Asked about polls showing most Americans believe in the climate crisis, Taylor pointed to a 2019 survey showing most Americans were unwilling to pay even $10 per month in higher electric bills to fight global warming. “Americans lose very little sleep over global warming,” he said. But a Thursday panel, “Bringing Youth into the Climate Realist Fold”, indicated deniers have anxiety about young people’s climate concerns.
“My suggestion is to capitalize on the popularity of climate realism influencers to engineer a hashtag movement, like ‘Me Too’, but for truth,” said CO2 Coalition member Anika Sweetland, who obtained a bachelor of science in climate studies and claims to be a climate scientist, and who has little discernible presence on Instagram or TikTok. “Something like ‘hashtag fact check’ or ‘hashtag my climate wake up’.”
Another panelist, Lucy Biggers, 36, who claimed she made the Dakota Access pipeline fight at Standing Rock “go viral”, explained that she once considered herself a climate activist because she was “indoctrinated into the groupthink”.
“Young people have been so misled,” said Biggers, who serves as head of social media at the Free Press.
The youth-focused panel was disrupted by activists with Climate Defiance.
“Yo, how’s it going my fellow youths,” one disrupter, sporting a suit and a backwards hat, shouted sarcastically before being shoved out of the ballroom. “There’s no such thing as fossil fuel-caused climate change!”

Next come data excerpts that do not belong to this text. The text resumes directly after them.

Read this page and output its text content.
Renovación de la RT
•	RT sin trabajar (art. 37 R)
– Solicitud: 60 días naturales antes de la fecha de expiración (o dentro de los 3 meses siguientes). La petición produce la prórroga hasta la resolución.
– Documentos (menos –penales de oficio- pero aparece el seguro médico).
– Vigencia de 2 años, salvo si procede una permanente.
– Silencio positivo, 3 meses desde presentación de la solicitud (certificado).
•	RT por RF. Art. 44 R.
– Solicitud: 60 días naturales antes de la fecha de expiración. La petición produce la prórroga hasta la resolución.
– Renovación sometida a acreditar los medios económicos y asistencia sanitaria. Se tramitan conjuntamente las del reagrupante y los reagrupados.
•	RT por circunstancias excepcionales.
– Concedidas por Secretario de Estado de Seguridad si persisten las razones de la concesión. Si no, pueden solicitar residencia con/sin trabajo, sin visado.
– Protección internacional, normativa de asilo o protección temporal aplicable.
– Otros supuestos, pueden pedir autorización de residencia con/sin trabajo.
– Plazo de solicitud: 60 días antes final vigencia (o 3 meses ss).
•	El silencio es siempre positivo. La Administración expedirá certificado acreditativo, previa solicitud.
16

In an interview, an organizer of the protest who requested anonymity for fear of retaliation said the action was intended to ensure the panel was not “allowed to go undisrupted”, especially because the panel’s audience “was almost entirely geriatric white men who will not live to see the effects of climate change the way that my generation will”.
“The message that we wanted to bring was that climate change denial is not just a matter of a difference of opinions,” said the organizer, adding that they do not believe efforts to spread climate denial to youth will be effective. “These people think that they are untouchable and that they can spread this kind of misinformation entirely unchecked? No.”